Recognising a Palestinian ‘state’ in Parliament is not only pointless, it’s dangerous

Today in Parliament, MPs are voting on a backbench motion (supported by a one-line whip from the Labour party) proposing that Britain recognises Palestine as a state. The motion attempts push a new status quo on Israel-Palestine, without the agreement of the partners on the ground.

This is not just an arrogant move, it is a pointless one – not least because the Cameron government has already said it will ignore the vote.  What is of concern, however, is that the whole move displays a startling degree of naivety in Westminster.

At the same time as the West has declared war on Isis, it is odd for British MPs to be publicising their intention to support the exponents of another caliphate – one centred on the Palestinian territories. The Palestinian ‘state’ that MPs are being asked to recognise consists of a ‘unity government’ – albeit a fractious one – between the Palestinian Authority (PA) led by Mahmoud Abbas; and the terrorist group Hamas (the Palestinian branch of the Muslim Brotherhood).

Just how long this ‘unity government’ will last is anyone’s guess. In 2007, Hamas ejected the PA from Gaza by a variety of their traditional means, including shooting their opponents in the backs and throwing others off tall buildings.  Hamas aspires to do the same in the West Bank. As recently as August 2014, Abbas accused Hamas of smuggling money and ammunition into the West Bank to stage a coup against the PA. This is the state that the House of Commons is trying to wish into existence.

But this is not purely a problem for Palestinians or Israelis.  It is a regional and indeed a global problem.  A senior Hamas official, Mahmoud al-Zahar, explained in a 2010 speech the Muslim Brotherhood-Hamas goal:

‘Our enterprise extends far beyond Palestine: Palestine in its entirety, the Arab nation in its entirety, the Islamic nation in its entirety, and the entire world.’

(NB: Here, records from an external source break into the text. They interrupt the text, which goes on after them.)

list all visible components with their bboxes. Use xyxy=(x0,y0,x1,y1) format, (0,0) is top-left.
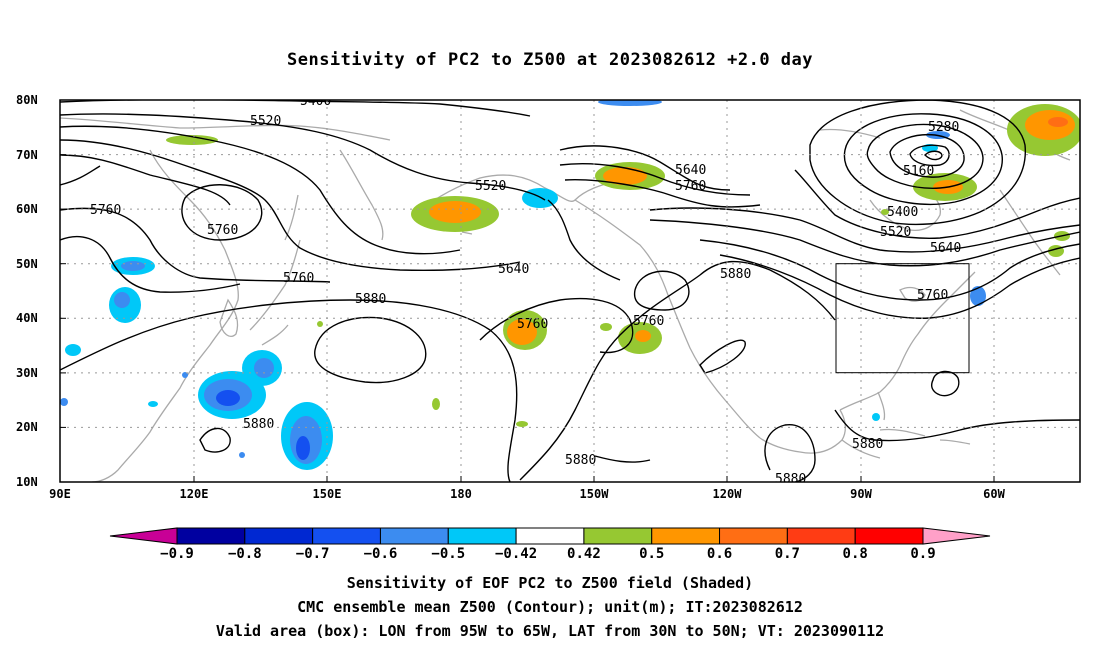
map-frame xyxy=(59,99,1081,483)
colorbar-segment xyxy=(515,527,585,545)
colorbar-label: −0.42 xyxy=(495,546,537,562)
footer-line-3: Valid area (box): LON from 95W to 65W, L… xyxy=(215,622,885,640)
contour-label: 5880 xyxy=(852,437,883,452)
negative-shading xyxy=(60,100,986,470)
footer-line-2: CMC ensemble mean Z500 (Contour); unit(m… xyxy=(297,598,803,616)
colorbar-segment xyxy=(447,527,517,545)
lon-label: 60W xyxy=(983,487,1005,501)
lat-label: 80N xyxy=(16,93,38,107)
lat-label: 60N xyxy=(16,202,38,216)
contour-label: 5160 xyxy=(903,164,934,179)
contour-label: 5760 xyxy=(675,179,706,194)
colorbar-label: 0.8 xyxy=(843,546,868,562)
contour-label: 5640 xyxy=(930,241,961,256)
axis-ticks xyxy=(60,99,995,483)
contour-label: 5640 xyxy=(498,262,529,277)
contour-label: 5760 xyxy=(283,271,314,286)
contour-label: 5280 xyxy=(928,120,959,135)
lat-label: 20N xyxy=(16,420,38,434)
contour-label: 5880 xyxy=(243,417,274,432)
longitude-labels: 90E 120E 150E 180 150W 120W 90W 60W xyxy=(49,487,1005,501)
colorbar-segment xyxy=(379,527,449,545)
lat-label: 30N xyxy=(16,366,38,380)
colorbar-segment xyxy=(719,527,788,545)
colorbar-segment xyxy=(109,527,178,545)
colorbar-label: 0.7 xyxy=(775,546,800,562)
colorbar-label: 0.42 xyxy=(567,546,601,562)
colorbar-label: 0.6 xyxy=(707,546,732,562)
contour-label: 5400 xyxy=(300,94,331,109)
colorbar-label: −0.6 xyxy=(364,546,398,562)
contour-label: 5400 xyxy=(887,205,918,220)
contour-label: 5880 xyxy=(720,267,751,282)
valid-area-box xyxy=(835,263,970,374)
z500-contours xyxy=(60,100,1080,482)
lon-label: 90E xyxy=(49,487,71,501)
colorbar: −0.9 −0.8 −0.7 −0.6 −0.5 −0.42 0.42 0.5 0.6 0.7 0.… xyxy=(109,527,991,562)
latitude-labels: 80N 70N 60N 50N 40N 30N 20N 10N xyxy=(16,93,38,489)
colorbar-segment xyxy=(244,527,314,545)
lat-label: 70N xyxy=(16,148,38,162)
contour-label: 5760 xyxy=(207,223,238,238)
contour-label: 5520 xyxy=(250,114,281,129)
colorbar-segment xyxy=(651,527,721,545)
gridlines xyxy=(60,100,1080,482)
colorbar-segment xyxy=(583,527,653,545)
lon-label: 90W xyxy=(850,487,872,501)
sensitivity-shading xyxy=(60,100,1080,470)
contour-labels: 5400 5520 5760 5760 5520 5640 5760 5640 … xyxy=(90,94,961,487)
contour-label: 5880 xyxy=(355,292,386,307)
lat-label: 50N xyxy=(16,257,38,271)
contour-label: 5520 xyxy=(475,179,506,194)
footer-line-1: Sensitivity of EOF PC2 to Z500 field (Sh… xyxy=(346,574,754,592)
colorbar-label: 0.9 xyxy=(910,546,935,562)
contour-label: 5640 xyxy=(675,163,706,178)
colorbar-segment xyxy=(854,527,924,545)
colorbar-segment xyxy=(312,527,381,545)
contour-label: 5520 xyxy=(880,225,911,240)
colorbar-segment xyxy=(786,527,856,545)
contour-label: 5880 xyxy=(775,472,806,487)
colorbar-label: −0.5 xyxy=(431,546,465,562)
contour-label: 5760 xyxy=(90,203,121,218)
lon-label: 180 xyxy=(450,487,472,501)
colorbar-label: −0.7 xyxy=(296,546,330,562)
colorbar-segment xyxy=(922,527,991,545)
lon-label: 150W xyxy=(580,487,610,501)
contour-label: 5760 xyxy=(917,288,948,303)
lon-label: 120W xyxy=(713,487,743,501)
contour-label: 5760 xyxy=(517,317,548,332)
colorbar-label: −0.9 xyxy=(160,546,194,562)
contour-label: 5880 xyxy=(565,453,596,468)
colorbar-label: −0.8 xyxy=(228,546,262,562)
lon-label: 120E xyxy=(180,487,209,501)
colorbar-label: 0.5 xyxy=(639,546,664,562)
map-title: Sensitivity of PC2 to Z500 at 2023082612… xyxy=(286,50,813,70)
lon-label: 150E xyxy=(313,487,342,501)
colorbar-segment xyxy=(176,527,246,545)
contour-label: 5760 xyxy=(633,314,664,329)
lat-label: 40N xyxy=(16,311,38,325)
lat-label: 10N xyxy=(16,475,38,489)
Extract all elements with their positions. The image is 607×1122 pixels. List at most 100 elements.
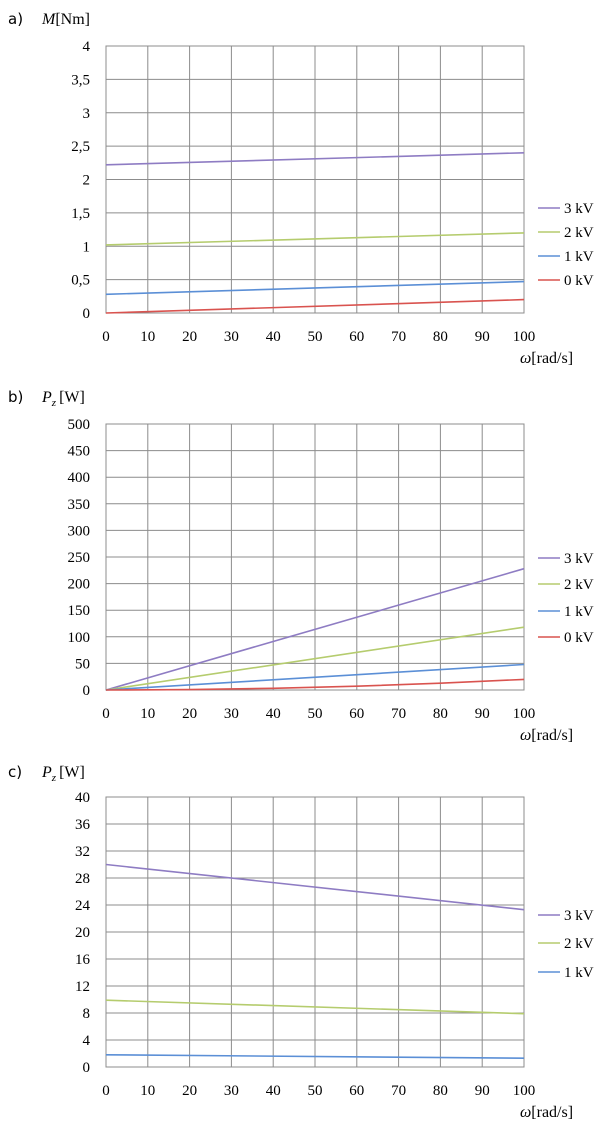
panel-label: b) bbox=[8, 388, 23, 406]
x-axis-unit: [rad/s] bbox=[531, 727, 573, 744]
y-tick-label: 36 bbox=[75, 817, 91, 833]
chart-panel-3: c) Pz [W] 0 10 20 30 40 50 60 70 80 90 100 0 4 8 12 16 20 24… bbox=[8, 763, 594, 1121]
y-axis-symbol: P bbox=[41, 764, 52, 781]
y-tick-label: 500 bbox=[68, 417, 91, 433]
x-tick-label: 90 bbox=[475, 329, 490, 345]
y-tick-label: 2 bbox=[83, 173, 91, 189]
legend-label: 3 kV bbox=[564, 551, 594, 567]
series-line-3-kv bbox=[105, 152, 525, 166]
x-tick-label: 60 bbox=[349, 706, 364, 722]
panel-label: c) bbox=[8, 763, 22, 781]
y-tick-label: 4 bbox=[83, 1033, 91, 1049]
x-tick-label: 90 bbox=[475, 1083, 490, 1099]
y-tick-label: 0 bbox=[83, 306, 91, 322]
y-tick-label: 3,5 bbox=[71, 72, 90, 88]
x-tick-label: 40 bbox=[266, 329, 281, 345]
legend-label: 2 kV bbox=[564, 225, 594, 241]
x-tick-label: 100 bbox=[513, 706, 536, 722]
y-tick-label: 350 bbox=[68, 497, 91, 513]
legend-label: 1 kV bbox=[564, 249, 594, 265]
x-tick-label: 80 bbox=[433, 1083, 448, 1099]
x-axis-unit: [rad/s] bbox=[531, 1104, 573, 1121]
x-tick-label: 50 bbox=[308, 1083, 323, 1099]
y-tick-label: 16 bbox=[75, 952, 91, 968]
series-line-1-kv bbox=[105, 280, 525, 296]
x-tick-label: 30 bbox=[224, 706, 239, 722]
y-tick-label: 40 bbox=[75, 790, 90, 806]
y-axis-subscript: z bbox=[51, 397, 57, 409]
y-axis-title: Pz [W] bbox=[41, 389, 85, 409]
y-tick-label: 300 bbox=[68, 523, 91, 539]
y-axis-unit: [Nm] bbox=[55, 11, 90, 28]
y-axis-symbol: M bbox=[41, 11, 57, 28]
x-tick-label: 80 bbox=[433, 329, 448, 345]
y-tick-label: 2,5 bbox=[71, 139, 90, 155]
x-tick-label: 100 bbox=[513, 329, 536, 345]
legend-label: 0 kV bbox=[564, 630, 594, 646]
series-line-1-kv bbox=[105, 663, 525, 691]
x-tick-label: 70 bbox=[391, 706, 406, 722]
x-tick-label: 0 bbox=[102, 706, 110, 722]
x-axis-title: ω[rad/s] bbox=[520, 350, 573, 367]
x-tick-label: 10 bbox=[140, 1083, 155, 1099]
y-tick-label: 32 bbox=[75, 844, 90, 860]
x-tick-label: 50 bbox=[308, 329, 323, 345]
x-tick-label: 10 bbox=[140, 329, 155, 345]
x-tick-label: 10 bbox=[140, 706, 155, 722]
y-axis-symbol: P bbox=[41, 389, 52, 406]
y-tick-label: 1 bbox=[83, 239, 91, 255]
x-tick-label: 0 bbox=[102, 1083, 110, 1099]
x-tick-label: 70 bbox=[391, 329, 406, 345]
x-tick-label: 20 bbox=[182, 1083, 197, 1099]
y-tick-label: 200 bbox=[68, 577, 91, 593]
y-tick-label: 150 bbox=[68, 603, 91, 619]
y-tick-label: 50 bbox=[75, 656, 90, 672]
x-axis-title: ω[rad/s] bbox=[520, 1104, 573, 1121]
y-tick-label: 28 bbox=[75, 871, 90, 887]
x-axis-symbol: ω bbox=[520, 1104, 531, 1121]
x-axis-symbol: ω bbox=[520, 350, 531, 367]
series-line-0-kv bbox=[105, 678, 525, 691]
y-axis-unit: [W] bbox=[59, 764, 85, 781]
legend-label: 0 kV bbox=[564, 273, 594, 289]
x-axis-symbol: ω bbox=[520, 727, 531, 744]
legend-label: 3 kV bbox=[564, 908, 594, 924]
x-tick-label: 40 bbox=[266, 706, 281, 722]
x-tick-label: 60 bbox=[349, 1083, 364, 1099]
y-tick-label: 12 bbox=[75, 979, 90, 995]
series-line-3-kv bbox=[105, 567, 525, 691]
x-tick-label: 40 bbox=[266, 1083, 281, 1099]
chart-panel-2: b) Pz [W] 0 10 20 30 40 50 60 70 80 90 100 0 50 100 150 20… bbox=[8, 388, 594, 744]
y-tick-label: 450 bbox=[68, 444, 91, 460]
series-line-2-kv bbox=[105, 999, 525, 1015]
y-tick-label: 100 bbox=[68, 630, 91, 646]
x-tick-label: 80 bbox=[433, 706, 448, 722]
legend-label: 2 kV bbox=[564, 577, 594, 593]
y-axis-title: M[Nm] bbox=[41, 11, 90, 28]
y-tick-label: 4 bbox=[83, 39, 91, 55]
x-tick-label: 30 bbox=[224, 329, 239, 345]
y-tick-label: 8 bbox=[83, 1006, 91, 1022]
legend-label: 2 kV bbox=[564, 936, 594, 952]
y-tick-label: 3 bbox=[83, 106, 91, 122]
legend-label: 3 kV bbox=[564, 201, 594, 217]
y-tick-label: 0 bbox=[83, 1060, 91, 1076]
x-tick-label: 0 bbox=[102, 329, 110, 345]
x-tick-label: 70 bbox=[391, 1083, 406, 1099]
legend-label: 1 kV bbox=[564, 965, 594, 981]
y-axis-subscript: z bbox=[51, 772, 57, 784]
series-line-1-kv bbox=[105, 1054, 525, 1059]
y-tick-label: 24 bbox=[75, 898, 91, 914]
y-axis-unit: [W] bbox=[59, 389, 85, 406]
series-line-3-kv bbox=[105, 863, 525, 911]
legend-label: 1 kV bbox=[564, 604, 594, 620]
chart-panel-1: a) M[Nm] 0 10 20 30 40 50 60 70 80 90 100 0 0,5 1 1,5 2 2,… bbox=[8, 10, 594, 367]
y-tick-label: 0 bbox=[83, 683, 91, 699]
series-line-2-kv bbox=[105, 626, 525, 691]
x-axis-title: ω[rad/s] bbox=[520, 727, 573, 744]
x-tick-label: 30 bbox=[224, 1083, 239, 1099]
series-line-0-kv bbox=[105, 298, 525, 314]
y-axis-title: Pz [W] bbox=[41, 764, 85, 784]
y-tick-label: 0,5 bbox=[71, 273, 90, 289]
y-tick-label: 20 bbox=[75, 925, 90, 941]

Another Hamas figure, Subhi Al-Yaziji, dean of Koranic studies at the Islamic University of Gaza, provided further details in a 2012 television interview:

‘The conquest of Andalusia [Spain] is an old dream, something Muslims proudly hope for and will continue to hope for in the future. . . . We place our hopes in Allah and trust that the day will come when our triumph will not be restricted to Palestine. Our hopes go beyond that – to raise the banner of the Caliphate over the Vatican, the ‘Rome’ of today, in accordance with the hadith of the Prophet Muhammad: Constantinople shall be conquered, and then Rome.’

Recognition of a Palestinian state will inevitably be seen, by the peoples of the region, as an endorsement of these aspirations. Middle Easterners are quick to internalise signs of Western inconsistency, and will draw their own conclusions about Western resolve over Isis.

All of which may sound like so much naysaying, so let me point out a positive: There is a solution to the Israel-Palestinian situation. It relies on both sides being confident enough in each other that they are able to come to a solution. Absent such bilateral agreement, no meaningful peace or peace deal could possibly come about. What Westminster is doing today may sound like a positive move, but it is in fact simply a group of outsiders claiming to know the security situation of Israeli and Palestinian people better than those people and their governments can know it for themselves.

One reason why the Israelis cannot currently agree a solution with the PA is because the PA are in a unity deal with a terrorist group that seeks a local version of what Isis is trying to do in Syria.  If British MPs wish to support the creation of another state that we and our allies will have to fight, then they should vote ‘yes’. But they should know what they are voting for, and they should know how history will judge the naivety and the presumption of their stance.